The Citizen Times in North Carolina. “‘Because that’s where the money is,’ Willie Sutton is reported to have said, when asked why he robbed banks. Sutton made the FBI’s Top 10 most wanted list back in the 30s, but nowadays our lawmakers seem to have trouble seeing that crimes were committed in the nation’s banks that has robbed the nation of trillions of dollars of wealth and millions of jobs.”

“It wasn’t guys like Sutton walking in with guns. It was an inside job as a few Wall Street-types robbed us all into a Great Recession. There has been a legitimate anger rising across middle-America at the high-handed ways of those same bankers who precipitated the financial meltdown in 2008.”

“The housing bubble that saw a slew of controversial developments rising up our ridgetops — as close as Reynolds Mountain or Bartram’s Walk within eyesight of downtown Asheville, or the Cliffs overlooking Swannanoa — grew and grew along with astronomical housing prices, until it all finally popped.”

“Now we have million-dollar homes sitting vacant on ridges all around Western North Carolina, empty views that hardly anyone can afford since the mumbo-jumbo of jumbo mortgages went away.”

“A bubble bursting sounds kind of harmless, but plenty of people have been hurt in the aftermath. The hard-working counselors at OnTrack Financial Education and Counseling in Asheville are seeing huge increases in clients who are facing foreclosure after falling behind on their mortgages.
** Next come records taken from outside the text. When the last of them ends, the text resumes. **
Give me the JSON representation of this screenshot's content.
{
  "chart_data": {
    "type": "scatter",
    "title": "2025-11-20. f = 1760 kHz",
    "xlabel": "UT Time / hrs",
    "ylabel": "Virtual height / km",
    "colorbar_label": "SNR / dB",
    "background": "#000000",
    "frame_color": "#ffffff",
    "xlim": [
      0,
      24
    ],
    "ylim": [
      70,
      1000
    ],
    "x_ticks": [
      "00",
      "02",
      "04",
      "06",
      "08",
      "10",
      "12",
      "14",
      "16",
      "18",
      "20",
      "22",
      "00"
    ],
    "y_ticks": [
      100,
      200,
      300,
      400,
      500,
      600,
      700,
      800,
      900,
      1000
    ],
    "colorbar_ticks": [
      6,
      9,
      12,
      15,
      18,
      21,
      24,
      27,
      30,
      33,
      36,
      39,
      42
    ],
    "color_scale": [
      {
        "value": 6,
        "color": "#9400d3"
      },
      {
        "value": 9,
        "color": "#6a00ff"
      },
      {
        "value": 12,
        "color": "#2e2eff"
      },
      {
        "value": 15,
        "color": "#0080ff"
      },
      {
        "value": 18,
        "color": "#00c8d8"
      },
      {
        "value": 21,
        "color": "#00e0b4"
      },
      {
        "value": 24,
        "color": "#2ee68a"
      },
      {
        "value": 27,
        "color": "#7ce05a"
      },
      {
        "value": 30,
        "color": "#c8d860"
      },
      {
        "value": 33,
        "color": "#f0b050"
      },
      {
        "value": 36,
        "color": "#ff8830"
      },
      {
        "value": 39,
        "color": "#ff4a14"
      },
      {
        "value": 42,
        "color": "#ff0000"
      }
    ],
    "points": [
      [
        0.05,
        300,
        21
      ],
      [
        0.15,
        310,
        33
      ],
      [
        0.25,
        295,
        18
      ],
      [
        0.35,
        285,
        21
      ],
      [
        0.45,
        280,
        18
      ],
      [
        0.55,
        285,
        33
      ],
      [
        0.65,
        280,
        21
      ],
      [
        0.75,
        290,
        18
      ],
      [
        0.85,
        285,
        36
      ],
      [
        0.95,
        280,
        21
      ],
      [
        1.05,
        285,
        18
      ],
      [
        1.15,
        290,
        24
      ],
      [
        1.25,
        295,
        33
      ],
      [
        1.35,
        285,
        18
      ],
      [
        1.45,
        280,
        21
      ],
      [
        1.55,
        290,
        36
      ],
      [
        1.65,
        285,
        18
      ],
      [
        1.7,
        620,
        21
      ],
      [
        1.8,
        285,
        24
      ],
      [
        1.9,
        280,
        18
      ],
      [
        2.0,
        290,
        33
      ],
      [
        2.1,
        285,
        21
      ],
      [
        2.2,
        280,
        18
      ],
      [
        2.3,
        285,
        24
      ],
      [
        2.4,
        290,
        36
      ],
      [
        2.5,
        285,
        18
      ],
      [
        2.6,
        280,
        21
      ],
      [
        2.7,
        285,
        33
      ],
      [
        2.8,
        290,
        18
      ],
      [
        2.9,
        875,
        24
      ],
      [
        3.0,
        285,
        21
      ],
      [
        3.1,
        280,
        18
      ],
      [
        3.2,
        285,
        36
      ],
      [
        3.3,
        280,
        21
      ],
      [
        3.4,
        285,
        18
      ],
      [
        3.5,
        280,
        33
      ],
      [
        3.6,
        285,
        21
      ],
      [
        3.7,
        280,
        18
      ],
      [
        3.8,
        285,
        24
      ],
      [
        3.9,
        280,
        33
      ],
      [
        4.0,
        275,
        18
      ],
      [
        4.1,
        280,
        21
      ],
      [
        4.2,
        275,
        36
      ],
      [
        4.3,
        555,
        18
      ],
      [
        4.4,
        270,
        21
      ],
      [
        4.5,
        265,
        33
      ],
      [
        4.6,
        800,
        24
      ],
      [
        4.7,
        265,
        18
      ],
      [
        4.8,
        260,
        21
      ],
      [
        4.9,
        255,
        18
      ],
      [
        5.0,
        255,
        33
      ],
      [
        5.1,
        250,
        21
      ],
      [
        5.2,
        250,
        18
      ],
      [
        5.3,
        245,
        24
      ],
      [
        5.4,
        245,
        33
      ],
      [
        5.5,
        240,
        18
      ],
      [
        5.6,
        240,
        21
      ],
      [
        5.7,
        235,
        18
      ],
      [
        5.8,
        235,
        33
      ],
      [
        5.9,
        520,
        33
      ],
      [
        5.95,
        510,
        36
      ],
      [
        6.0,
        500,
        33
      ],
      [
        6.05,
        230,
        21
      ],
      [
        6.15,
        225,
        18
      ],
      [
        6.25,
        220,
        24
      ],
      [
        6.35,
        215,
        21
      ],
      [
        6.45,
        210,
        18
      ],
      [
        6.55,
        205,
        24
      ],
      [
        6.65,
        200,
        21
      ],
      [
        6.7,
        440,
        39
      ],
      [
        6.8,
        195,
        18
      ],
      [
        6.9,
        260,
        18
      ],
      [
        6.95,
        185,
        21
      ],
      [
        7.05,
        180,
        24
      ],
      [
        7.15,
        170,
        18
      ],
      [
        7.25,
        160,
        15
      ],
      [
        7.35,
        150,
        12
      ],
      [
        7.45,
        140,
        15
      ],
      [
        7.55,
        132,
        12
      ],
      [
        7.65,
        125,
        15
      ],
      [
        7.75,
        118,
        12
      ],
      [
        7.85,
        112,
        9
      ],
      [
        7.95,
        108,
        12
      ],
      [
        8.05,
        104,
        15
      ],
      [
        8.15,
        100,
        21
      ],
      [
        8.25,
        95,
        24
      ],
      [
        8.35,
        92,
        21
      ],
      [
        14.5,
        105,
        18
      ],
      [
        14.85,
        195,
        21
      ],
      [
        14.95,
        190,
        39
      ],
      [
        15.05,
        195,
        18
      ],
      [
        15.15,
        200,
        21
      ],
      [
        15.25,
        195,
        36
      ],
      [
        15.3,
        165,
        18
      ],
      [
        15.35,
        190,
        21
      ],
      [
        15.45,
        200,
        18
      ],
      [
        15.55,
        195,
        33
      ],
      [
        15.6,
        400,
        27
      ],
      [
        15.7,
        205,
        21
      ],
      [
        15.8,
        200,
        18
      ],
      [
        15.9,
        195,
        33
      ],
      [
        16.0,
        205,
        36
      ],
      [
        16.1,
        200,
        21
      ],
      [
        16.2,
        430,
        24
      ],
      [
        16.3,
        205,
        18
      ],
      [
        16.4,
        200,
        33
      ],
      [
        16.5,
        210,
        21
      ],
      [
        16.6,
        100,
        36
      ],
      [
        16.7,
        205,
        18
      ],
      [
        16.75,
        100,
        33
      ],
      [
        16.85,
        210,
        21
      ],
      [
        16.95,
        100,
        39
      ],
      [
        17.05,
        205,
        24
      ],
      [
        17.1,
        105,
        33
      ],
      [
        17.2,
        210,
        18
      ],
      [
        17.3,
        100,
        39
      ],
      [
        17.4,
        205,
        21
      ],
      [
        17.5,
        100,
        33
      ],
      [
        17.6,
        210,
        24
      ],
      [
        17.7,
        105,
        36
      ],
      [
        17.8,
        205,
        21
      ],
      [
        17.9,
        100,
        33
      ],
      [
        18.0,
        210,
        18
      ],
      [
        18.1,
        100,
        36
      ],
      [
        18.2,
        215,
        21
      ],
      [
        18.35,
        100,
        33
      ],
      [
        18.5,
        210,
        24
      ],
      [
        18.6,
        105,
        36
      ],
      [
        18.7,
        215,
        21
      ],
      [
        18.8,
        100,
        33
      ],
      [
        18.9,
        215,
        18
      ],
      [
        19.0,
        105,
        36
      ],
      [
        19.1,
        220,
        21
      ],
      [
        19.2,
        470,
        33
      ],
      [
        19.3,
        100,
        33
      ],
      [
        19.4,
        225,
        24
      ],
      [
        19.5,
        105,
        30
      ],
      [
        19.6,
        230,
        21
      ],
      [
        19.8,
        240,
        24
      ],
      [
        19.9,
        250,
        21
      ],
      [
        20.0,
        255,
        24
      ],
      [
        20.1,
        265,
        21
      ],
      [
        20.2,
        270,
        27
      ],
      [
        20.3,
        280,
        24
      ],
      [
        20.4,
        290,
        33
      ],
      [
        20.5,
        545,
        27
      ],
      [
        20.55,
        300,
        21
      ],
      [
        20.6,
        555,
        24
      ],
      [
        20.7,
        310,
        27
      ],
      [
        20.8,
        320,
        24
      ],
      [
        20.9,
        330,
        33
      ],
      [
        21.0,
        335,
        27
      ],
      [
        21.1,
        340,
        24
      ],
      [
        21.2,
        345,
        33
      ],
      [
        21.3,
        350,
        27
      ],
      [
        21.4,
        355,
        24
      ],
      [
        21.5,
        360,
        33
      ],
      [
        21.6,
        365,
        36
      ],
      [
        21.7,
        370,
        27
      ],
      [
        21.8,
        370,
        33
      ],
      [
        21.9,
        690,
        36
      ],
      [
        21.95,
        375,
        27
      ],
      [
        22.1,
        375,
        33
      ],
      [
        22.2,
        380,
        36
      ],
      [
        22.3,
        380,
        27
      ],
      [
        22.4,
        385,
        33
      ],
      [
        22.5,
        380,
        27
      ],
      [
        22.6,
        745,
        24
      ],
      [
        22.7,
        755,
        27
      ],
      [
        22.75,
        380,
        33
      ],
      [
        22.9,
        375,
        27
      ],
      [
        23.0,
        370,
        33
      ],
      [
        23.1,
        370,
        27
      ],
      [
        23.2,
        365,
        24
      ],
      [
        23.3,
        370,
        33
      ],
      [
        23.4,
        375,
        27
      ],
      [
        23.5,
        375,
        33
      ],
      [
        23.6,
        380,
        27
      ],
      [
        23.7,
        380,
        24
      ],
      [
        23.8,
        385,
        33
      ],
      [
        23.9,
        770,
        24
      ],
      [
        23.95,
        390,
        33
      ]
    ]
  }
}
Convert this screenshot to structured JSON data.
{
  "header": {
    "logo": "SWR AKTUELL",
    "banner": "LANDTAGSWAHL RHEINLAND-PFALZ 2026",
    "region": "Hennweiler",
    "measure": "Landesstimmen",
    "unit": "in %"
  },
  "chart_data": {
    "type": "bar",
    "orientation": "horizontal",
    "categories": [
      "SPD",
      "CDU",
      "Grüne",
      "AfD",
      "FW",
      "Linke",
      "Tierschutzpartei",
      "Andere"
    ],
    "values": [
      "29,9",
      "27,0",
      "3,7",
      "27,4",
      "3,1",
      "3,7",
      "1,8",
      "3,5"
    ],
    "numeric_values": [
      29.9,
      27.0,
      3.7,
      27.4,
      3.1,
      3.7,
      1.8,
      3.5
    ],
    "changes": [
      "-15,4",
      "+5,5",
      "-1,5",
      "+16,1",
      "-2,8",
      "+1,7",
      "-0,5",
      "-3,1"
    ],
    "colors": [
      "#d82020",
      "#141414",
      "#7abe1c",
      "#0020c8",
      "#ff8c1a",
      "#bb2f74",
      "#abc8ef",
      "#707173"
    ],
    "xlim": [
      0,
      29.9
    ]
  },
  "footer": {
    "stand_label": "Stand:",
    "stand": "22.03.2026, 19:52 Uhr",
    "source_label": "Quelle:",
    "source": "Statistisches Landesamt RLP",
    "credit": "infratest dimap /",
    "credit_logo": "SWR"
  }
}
These aren’t necessarily the folks who took out tricky subprime mortgages that later exploded, but creditworthy customers who have since lost their jobs and their ability to make payments.”

“Part of the problem was a lack of oversight on investment banks and hedge funds and no transparency in the market for the credit default swaps that were bet by the billions on toxic subprime mortgages. What set my blood to boiling was the recent report on the Lehman Brothers’ bankruptcy back in 2008. The auditor found that Lehman essentially cooked its books to shuffle $50 billion off its bottom line before its quarterly report, hiding its bad investments while misleading investors and regulators.”

“The trouble is that accounting trick was not illegal under existing law, but Washington policymakers should make sure it is a crime going forward, so we don’t have a repeat of the skullduggery that nearly triggered another Great Depression. Willie Sutton spent most of his adult life behind bars for his crime spree. His take for all those robberies came to only about $2 million. That’s chump change these days on Wall Street.”

“Lehman Brothers’ CEO Richard Fuld collected $300 million in pay and bonuses over the past eight years, presiding over the largest bankruptcy in American history. And he was by no means alone, raking in the loot. That’s the real shame, if not a crime, if you ask me.”